Muslim leaders have denounced such attempts to exploit the killings politically. In a statement shortly after Mr. Merah’s death last week, Mohammed Moussaoui, the president of the French Council for the Muslim Faith, asked that the term “Islamism” be abandoned because it “feeds the confusion between Islam and terrorism and brings suffering to millions of Muslims who feel it important to defend the dignity of their faith and their religion.”

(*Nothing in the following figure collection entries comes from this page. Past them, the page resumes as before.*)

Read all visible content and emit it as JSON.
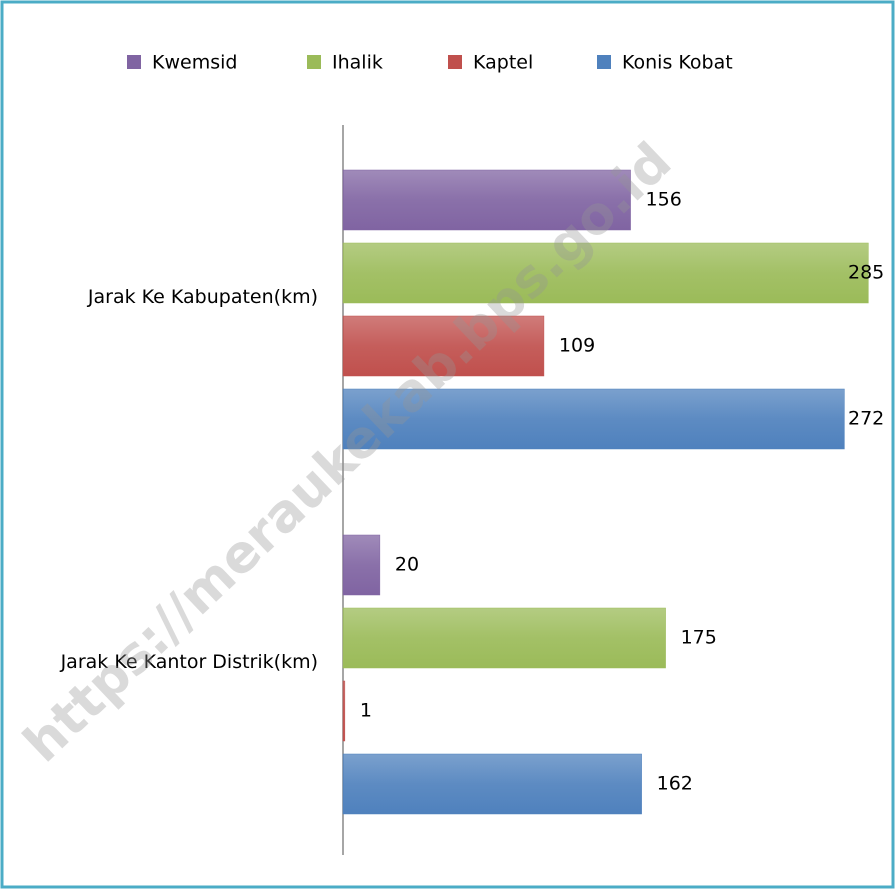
{
  "chart_data": {
    "type": "bar",
    "orientation": "horizontal",
    "categories": [
      "Jarak Ke Kabupaten(km)",
      "Jarak Ke Kantor Distrik(km)"
    ],
    "series": [
      {
        "name": "Kwemsid",
        "color": "#8064a2",
        "values": [
          156,
          20
        ]
      },
      {
        "name": "Ihalik",
        "color": "#9bbb59",
        "values": [
          285,
          175
        ]
      },
      {
        "name": "Kaptel",
        "color": "#c0504d",
        "values": [
          109,
          1
        ]
      },
      {
        "name": "Konis Kobat",
        "color": "#4f81bd",
        "values": [
          272,
          162
        ]
      }
    ],
    "xlim": [
      0,
      300
    ],
    "legend": "top",
    "watermark": "https://meraukekab.bps.go.id"
  }
}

In Toulouse, Mr. Elmu’min and his friend had come from Friday Prayer at the Mosque of Mirail Toulouse, a sprawling makeshift prayer space in a temporary building at the edge of a mall parking lot, beneath the elevated railroad tracks at the terminus of Line A of the Métro.
Mamadou Daffé, the Malian-born imam at the mosque, said he had never been the target of so much as a racist remark in Toulouse.
“None, none at all,” Mr. Daffé said. “Maybe this is surprising, but so be it.”
Mr. Daffé, who makes his living as a pharmacological researcher, describes himself as a moderate Muslim, a proponent of “local Islam” who preaches in French.
But in his address to the hundreds of men who gathered at the mosque on Friday — some in white djellabas, thick beards and skullcaps, but most in jeans, suit coats or leather jackets — he spoke angrily of the “injustices” being wrought against Muslims in France, especially after the killings.
Politicians have called for restraint, Mr. Daffé said, but those same politicians have long stoked the very hate they now say they must smother. He called upon the faithful to be exemplary in their behavior, though.
“We are responsible for the image that’s been given to Islam, this beautiful religion,” he said. With the murders, which Mr. Merah said he committed in the name of Islam, “God has tested us,” Mr. Daffé said.
His fellow cleric, Mr. Tataï, has led a project to build a grand mosque in Toulouse. A decade ago, local authorities were opposed, Mr. Tataï recalled, but gradually warmed to the notion. The domed, multistory ocher building, at the edge of the Empalot neighborhood, adjacent to the highway, is now almost complete. (Uncharacteristically, the mosque will be open to the non-Muslim public, outside hours of prayer.)
“Of course there is the fear that there will be backlash from the black week we’ve just lived through,” Mr. Tataï said.
He added, “This is a test of the good will and wisdom of the wise.” He remains optimistic.